OPINION

A choice between jobs or BEE

Ben Levitas says businesses must be freed from onerous racial requirements

Yet again Ace Magashule is lying and deceiving the country. As long as he continues with his maverick policies and deception, as Secretary General of the ANC, we must hold the ANC to account for their failures, particularly for causing the jobs crisis which is now a “National emergency” if not a disaster.

As if to justify probably the highest unemployment rate in the world, for a country not at war, he glibly claims that it is an international problem, with people all over the world losing jobs. While people may well be displaced by technology as the “Fourth Industrial Revolution” kicks in all over the world new jobs are also being created and being filled.

We should pray to have the unemployment problems of other countries -3,7% in the USA, 3,8% in the UK, 3,1% in Germany, 5,2% in Australia-almost record lows for all these countries. Well these are all developed countries, you may argue, so let’s look at countries we like to associate ourselves with in BRICS-Russia 4,5% and Brazil 12,5% still well below the 14% which is targeted by the ANC. Even though I would question the data, because it is in a deep economic crisis, Venezuela reports an unemployment rate of 7,3%.

In total numbers, the USA with a population 5 times ours, has fewer unemployed at 6 million people, than we do at nearly 7 million. Likewise the UK with a larger population than ours, has only 1,5 million people unemployed.

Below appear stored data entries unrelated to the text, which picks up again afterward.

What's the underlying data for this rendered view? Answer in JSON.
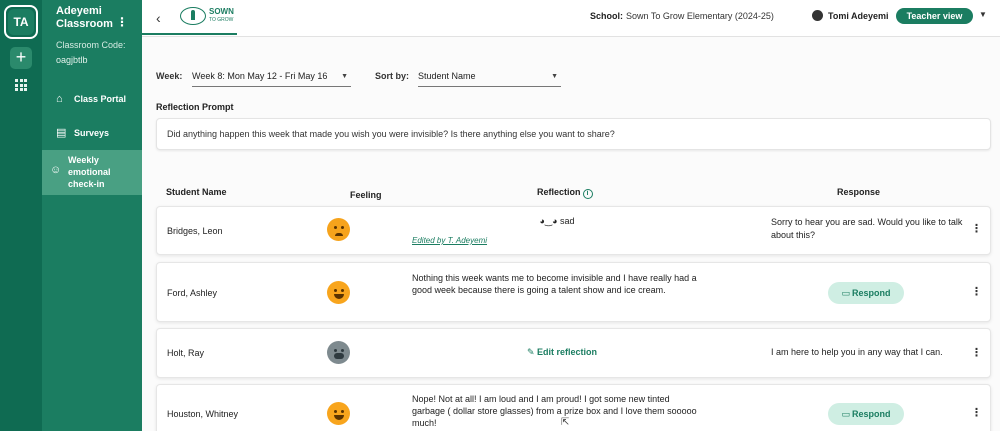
{
  "sidebar": {
    "avatar_initials": "TA",
    "add_symbol": "+",
    "classroom_name": "Adeyemi Classroom",
    "code_label": "Classroom Code:",
    "code_value": "oagjbtlb",
    "items": [
      {
        "label": "Class Portal",
        "icon": "home-icon"
      },
      {
        "label": "Surveys",
        "icon": "clipboard-icon"
      },
      {
        "label": "Weekly emotional check-in",
        "icon": "smiley-icon",
        "active": true
      }
    ]
  },
  "topbar": {
    "logo_text": "SOWN",
    "logo_subtext": "TO GROW",
    "school_label": "School:",
    "school_value": "Sown To Grow Elementary (2024-25)",
    "user_name": "Tomi Adeyemi",
    "view_button": "Teacher view"
  },
  "filters": {
    "week_label": "Week:",
    "week_value": "Week 8: Mon May 12 - Fri May 16",
    "sort_label": "Sort by:",
    "sort_value": "Student Name"
  },
  "prompt": {
    "label": "Reflection Prompt",
    "text": "Did anything happen this week that made you wish you were invisible? Is there anything else you want to share?"
  },
  "table": {
    "headers": {
      "name": "Student Name",
      "feeling": "Feeling",
      "reflection": "Reflection",
      "response": "Response"
    },
    "rows": [
      {
        "name": "Bridges, Leon",
        "feeling": "sad",
        "reflection": "◕‿◕ sad",
        "edited": "Edited by T. Adeyemi",
        "response": "Sorry to hear you are sad. Would you like to talk about this?"
      },
      {
        "name": "Ford, Ashley",
        "feeling": "happy",
        "reflection": "Nothing this week wants me to become invisible and I have really had a good week because there is going a talent show and ice cream.",
        "respond_label": "Respond"
      },
      {
        "name": "Holt, Ray",
        "feeling": "anxious",
        "edit_label": "Edit reflection",
        "response": "I am here to help you in any way that I can."
      },
      {
        "name": "Houston, Whitney",
        "feeling": "happy",
        "reflection": "Nope! Not at all! I am loud and I am proud! I got some new tinted garbage ( dollar store glasses) from a prize box and I love them sooooo much!",
        "respond_label": "Respond"
      }
    ]
  },
  "colors": {
    "brand": "#1b7d61",
    "rail": "#0f6b52",
    "active": "#49a083",
    "respond_bg": "#cfeee3"
  }
}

Ace and the ANC are lying and deliberately pulling the wool over our eyes using red-herring tactics.

While I differ completely in the remedy I would propose, I must agree completely Zwelinzima Vavi of the South African Federation of Trade Unions (Saftu) General-Secretary when he says that the increase in unemployment comes as no surprise and will continue to grow as long as the current policies are kept in place by the governing ANC.

“Our government has been absolutely resolute that it is going to continue to pursue the economic policies that have dismally failed the poor and working people in this country, and one of the signs of somebody who has gone mad is somebody who keeps on repeating the same thing and hoping for a different result. We chose a set of economic policies that simply worsened our situation. Last year, the president announced what could only be a laughable intervention, not even a quarter of what this economy demands. We need a real intervention in this economy,”

At the Working Class Summit held last year, Saftu focussed on building a united, independent, democratic and militant working class movement that would wield more power and influence against employers, to protect jobs and maintain living standards. Now Vavi is proposing something like a R500 billion plan to stimulate the economy in order to create jobs. Unfortunately, the unions are stuck in the Marxian class struggle paradigm, where the working class is by its very nature perceived to be exploited and therefore antagonistic to their employers.

The harsh truth is that unions don’t create jobs, even though they try to protect jobs. Employers and entrepreneurs create jobs and as long as they are perceived to be the enemy, the hostile unemployment environment will persist.

In our environment where unions are fighting to protect jobs in the bloated public sector and in Eskom, which is employing about 30,000 excess workers, unions are a regressive force because they protect unproductive workers at a huge cost to the fiscus, which merely adds costs to the already ever growing budget deficit.

And, no matter how many “Jobs summits “our President Ramaphosa arranges and how much money Vavi proposes to spend on creating jobs, it will all be futile, as long as our racist relics from the Apartheid era linger in the form of BBEEE contrivances.

Despite Magashule proclaiming that ´the single most important” challenge facing the country is to “build a non-racial, non-sexist” economy, the harsh truth is that more women are unemployed than men, that women earn lower salaries than men and that the racist mould is as entrenched as ever. The youth too are almost completely excluded from the economy with more that 1 out of two youths that will never enjoy the prospect of a job in the formal sector. What we need is more of the imaginative thinking in Poland that has just excluded all youth from paying any tax.

If there is but one transformative action that is essential to create jobs, it is to remove racism completely from the workplace and eliminate all vestiges of BBEEE. With this sweeping change family businesses, which are the basic unit and foundation of most job creation all over the world, will sprout up again and with it most of the corruption inherent in the tender-entrepreneurs structure will be eliminated as well.

Unfortunately, the ANC Is so stuck in its racist groove that there is little to no chance of that, and it will continue to show “signs of somebody who has gone mad (because it) is somebody who keeps on repeating the same thing and hoping for a different result.”